単身とひとり親世帯の増 非正規雇用が生む貧困

2009年09月07日 11:00

 男女共同参画会議の監視・影響調査専門調査会が「新たな経済社会の潮流の中で生活困難を抱える男女について」の最終報告に向けた論点をまとめ、公表した。調査会では「自分の力だけでは乗り越えられない何らかの不利な状況(健康、教育、家庭の事情等)を抱えるために、個人あるいは世帯として経済的な自立の困難に直面している状態を中心に検討した。また、そこから、生活困難の所在とその実情を探り、背景にある男女共同参画をめぐる問題について検証、考察した」としている。

 調査会によると、経済社会の新たな潮流として、単身世帯とひとり親世帯の増加を筆頭にあげている。これは未婚・離婚の増加や高齢化の進展によるものとしており、特に「単身世帯は今後も急増していく見込みで、国立社会保障・人口問題研究所のまとめた日本の世帯数の将来推計(2008年)によると、2030年には全世帯に占める単身世帯の割合は37.4%に上り、男性の約3割、女性の約2割が50歳時点で一度も結婚したことがない『生涯未婚』の状態になると予測されている。
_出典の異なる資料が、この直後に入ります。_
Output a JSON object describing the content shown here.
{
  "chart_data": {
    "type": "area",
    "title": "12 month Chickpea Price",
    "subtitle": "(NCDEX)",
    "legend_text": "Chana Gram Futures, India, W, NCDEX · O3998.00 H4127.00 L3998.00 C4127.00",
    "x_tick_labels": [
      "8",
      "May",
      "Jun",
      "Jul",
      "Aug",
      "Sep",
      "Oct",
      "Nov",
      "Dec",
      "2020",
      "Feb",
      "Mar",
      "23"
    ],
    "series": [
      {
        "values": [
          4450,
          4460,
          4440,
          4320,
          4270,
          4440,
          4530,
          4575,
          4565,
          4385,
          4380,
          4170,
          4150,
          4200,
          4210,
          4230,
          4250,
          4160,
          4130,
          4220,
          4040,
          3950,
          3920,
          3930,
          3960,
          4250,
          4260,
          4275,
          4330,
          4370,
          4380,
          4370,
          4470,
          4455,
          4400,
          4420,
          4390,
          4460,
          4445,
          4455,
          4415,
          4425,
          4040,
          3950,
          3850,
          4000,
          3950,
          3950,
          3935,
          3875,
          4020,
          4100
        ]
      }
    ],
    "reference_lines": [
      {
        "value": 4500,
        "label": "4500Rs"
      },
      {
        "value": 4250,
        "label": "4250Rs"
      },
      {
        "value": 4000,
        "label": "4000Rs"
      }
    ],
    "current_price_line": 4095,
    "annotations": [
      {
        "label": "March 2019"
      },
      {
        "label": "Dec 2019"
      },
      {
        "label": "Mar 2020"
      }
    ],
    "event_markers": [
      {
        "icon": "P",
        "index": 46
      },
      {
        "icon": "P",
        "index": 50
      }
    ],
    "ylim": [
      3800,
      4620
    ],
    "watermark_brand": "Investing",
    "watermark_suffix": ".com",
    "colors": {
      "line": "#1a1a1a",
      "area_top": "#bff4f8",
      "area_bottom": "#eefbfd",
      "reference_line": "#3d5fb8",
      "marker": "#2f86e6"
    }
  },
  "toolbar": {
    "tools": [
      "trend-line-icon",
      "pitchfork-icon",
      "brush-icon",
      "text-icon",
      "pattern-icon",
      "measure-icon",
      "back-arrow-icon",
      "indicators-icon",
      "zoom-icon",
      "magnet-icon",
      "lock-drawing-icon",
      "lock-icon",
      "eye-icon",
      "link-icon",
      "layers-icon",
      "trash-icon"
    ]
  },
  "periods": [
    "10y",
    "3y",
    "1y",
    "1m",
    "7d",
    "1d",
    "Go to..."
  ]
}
また、高齢単身世帯も増加し大きな割合を占めつつあるが、その数は女性が圧倒的に多い」としている。

 また、「総世帯数に占める女性の単身世帯の割合は、平成8年の11.3%から平成18年の13.2%に上昇。2人以上の勤労世帯において女性が世帯主である割合も、平成6年の4.8%から平成16年の8.0%に伸びている」。

 労働市場で非正規雇用者の増加も目立っている。「女性に占める非正規労働者の割合は半数を超え、男性についても2割に届く水準になっている」という。

 所得に不安定さを反映して生活保護を受給する世帯は高齢者世帯、傷病者・障害者世帯、母子世帯に加え、「最近の傾向として、50代の男性で生活保護を受給する人々が増えている。このような層が今後さらに増えていくことが懸念される」と警鐘を鳴らす。

 調査会は「自立に向けた力を高めるための課題として、若年期におけるライフプランニングを考えるための教育の充実、教育領域と職業領域等の連携に基づく若年期の自立支援の充実、暴力被害当事者等のエンパワーメントに向けた支援の充実、高齢期における経済的自立や社会参画の実現に向けた取組の推進」などをあげ、「雇用・就業の安定に向けた課題として、雇用の場の改革、女性の就業継続や再就業を支援するための環境整備、ライフスタイルに中立的な税制・社会保障制度への見直し等をあげ、安心して親子が生活できる環境づくりに関わる課題として、困難を抱える親子を地域で支える仕組みづくり、生活困難の次世代への連鎖を断ち切るための取組、国際化に対応した支援体制の強化(国際結婚や在留外国人とその子どもへの支援)、等」をあげた。